Claro. La provincia de Alicante es la cuarta de España y tiene masa crítica como para tener trasplante hepático, pero para poder instalar una unidad de este tipo hay que tener profesionales cualificados para, desde el primer caso, no hacerlo mal. No se trata de poner un servicio y esperar a que coja ritmo. Se trata de que desde el primer momento se haga bien. En estos momentos, los profesionales que se van a encargar de este servicio están en formación. Cuando entendamos que la formación es la adecuada pasaremos al siguiente caso, que es empezar a operar. Mientras tanto, los pacientes que son operados en la Fe son atendidos posteriormente en Alicante por los especialistas del Hospital General. Ahora sólo tienen que ir a Valencia a operarse y en un futuro se operarán aquí también.

¿Puede dar un plazo?
Cuando tengamos a los profesionales suficientemente formados con garantías de operar sin que los alicantinos corran más riesgos que si se van a Valencia.

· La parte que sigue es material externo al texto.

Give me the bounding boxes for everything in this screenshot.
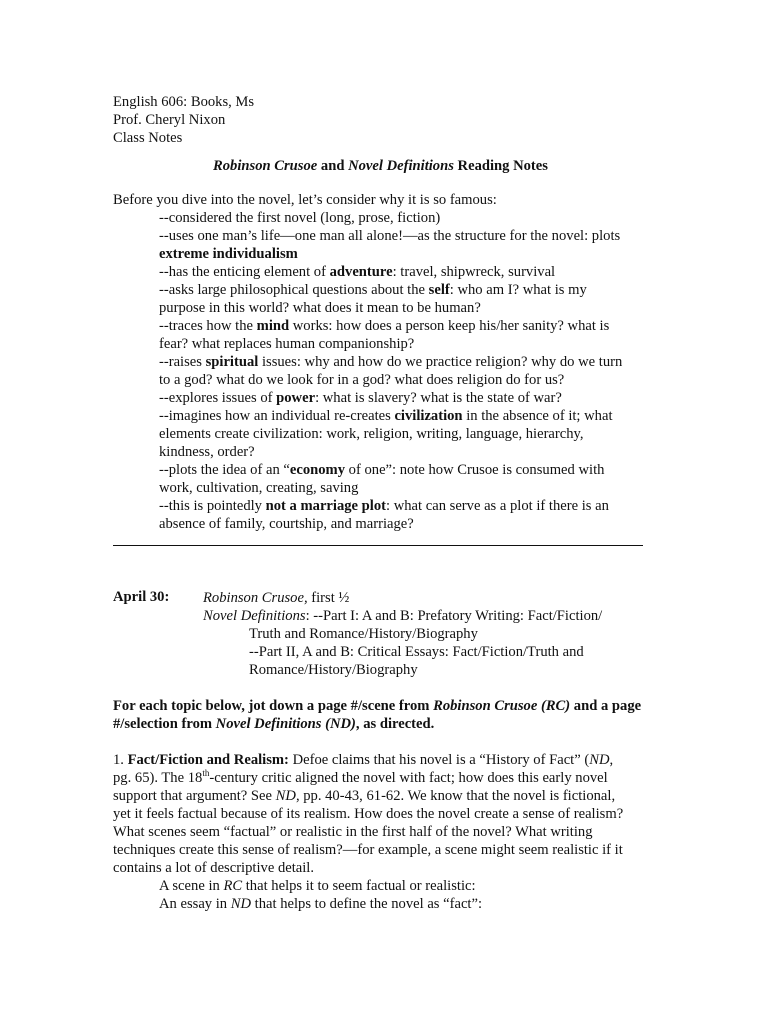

¿Qué opina alguien que se ha curtido profesionalmente en la sanidad pública de los nuevos modelos de hospitales públicos de gestión privada?
Soy un amante de la sanidad pública y precisamente por eso y porque tiene que ser sostenible no podemos adoptar posiciones dogmáticas sobre que se puede mantener una sanidad pública sin colaboración de entidades privadas. En todas las comunidades donde no se puede llegar al cien por cien de la actividad ésta se saca a clínicas privadas. Esto es una doble moral. En Andalucía o Cataluña, cuando los pacientes no pueden ser atendidos en la pública van a la privada, pero eso no es colaboración público-privada y, sin embargo, en nuestro caso, gestionar hospitales públicos, gratuitos y que dan liquidez al sistema se considera privatización. Es un error. Tenemos a un millón y medio de habitantes de la Comunidad que antes no tenían hospitales y ahora sí gracias a esta colaboración público-privada. No se puede pensar en el siglo XXI que se puede dar sanidad pública sin la colaboración de las entidades privadas. Eso es hundir el sistema.